In a game increasingly riven by national and parochial interests, ours is a global voice. We embrace the spirit of internationalism openly and conscientiously. Our writers and correspondents bring to their journalism local knowledge and insights, but we recognise that our obligation is to the game and not to any particular team or country.
This is from our internal mission statement:
Our obligation is to tell the story as it is. Our journalists bring local knowledge and insights to their writing, but they are free of the trappings of parochial concerns. It is wonderfully liberating to see issues from a wider perspective, and to be able to see the game in its truest, most elemental sprit: as a contest between bat and ball.
We have the responsibility to tell the story accurately, fairly and quickly. In that order. It is beneath us to take sides and inflame passions Our reach gives us a certain clout and we must wield it responsibly. We must never forget that we owe everything to the game, and the welfare of the game must count among our top priorities.
But while adding professional rigour and discipline, we have also held on to the founding spirit of ESPNcricinfo, which was to cover as much cricket in as many places as possible. Our scorers and correspondents travel far and wide to cover games that might have no commercial consequence; we have steadily been growing our coverage of the domestic game, even as mainstream media retreats from it; and our commitment to the integrity of our database is absolute. As cricket fans, working for ESPNcricinfo counts among the highest privileges, and we are ever prepared to accept the responsibilities it brings. Never for a moment do we lose sight of the fact that the world relies on us to keep it connected to cricket, so taking our eyes off the ball is not an option for us.

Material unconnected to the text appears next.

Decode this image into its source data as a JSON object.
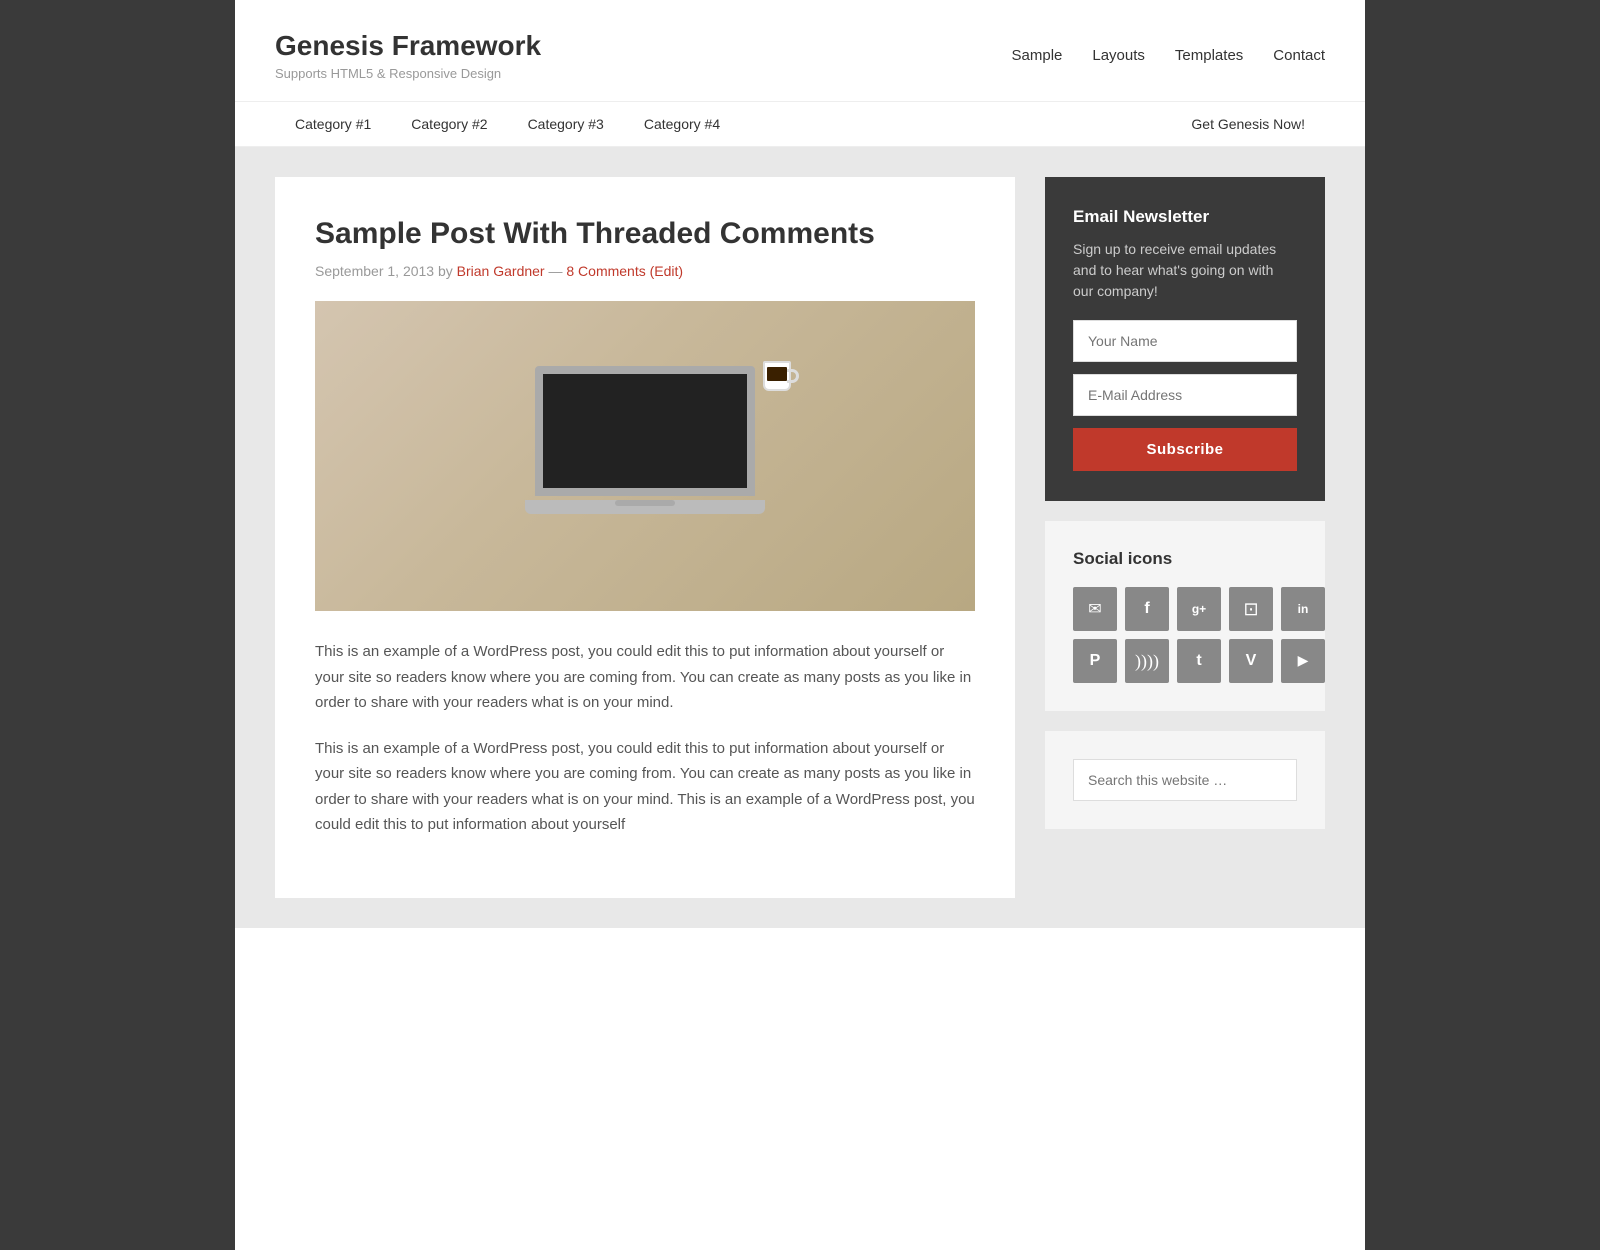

In terms of developing the site, our 20th year has already been among our busiest. Our upgraded iPhone app was launched last week, and it was only couple of months ago we launched The Cordon, which brings together some of finest cricket writers outside the mainstream - in a way a throwback to the early era of the site, when the writers were fans first. We have also built a home exclusively for fans in The Stands, which apart from fine writing, lively discussions and contests, also features some outstanding photography from you. It is now among my favourite sections of the site.
And while the live scorecard is almost inviolable because of its timeless simplicity, we have given you in Match Companion another way to follow a game. It is, in digital parlance, our second-screen scorecard, which recognises changing consumption habits.
ESPNcricinfo began with the objective to provide cricket scores to those who had no access to it, but gratifyingly more and more of you now use our ball-by-ball scores and commentary even while watching a match on television. Match Companion is designed to enhance your viewing experience through match cards, which serve up trivia, stats nuggets, photographs, links to recommended reading; and with live graphs and curated Twitter feeds; but more crucially, it allows you to be an active participant though a live engagement window. The ball-by-ball text on the Match Companion page is now a true collaborative effort: our commentary and your comments.
The preparations for our 20th-anniversary celebrations have taken us closer to our roots and brought us in contact with some of the remarkable characters who brought the world's favourite cricket site to life. The ESPNcricinfo story wasn't unfamiliar to us, but in the process of getting reacquainted with it, we have been reminded of our good fortune to be associated with the site.
We seek your indulgence over the rest of the year to feel good about ourselves. We will bring you the ESPNcricinfo story in many parts. It is a story worth telling, and one worth knowing.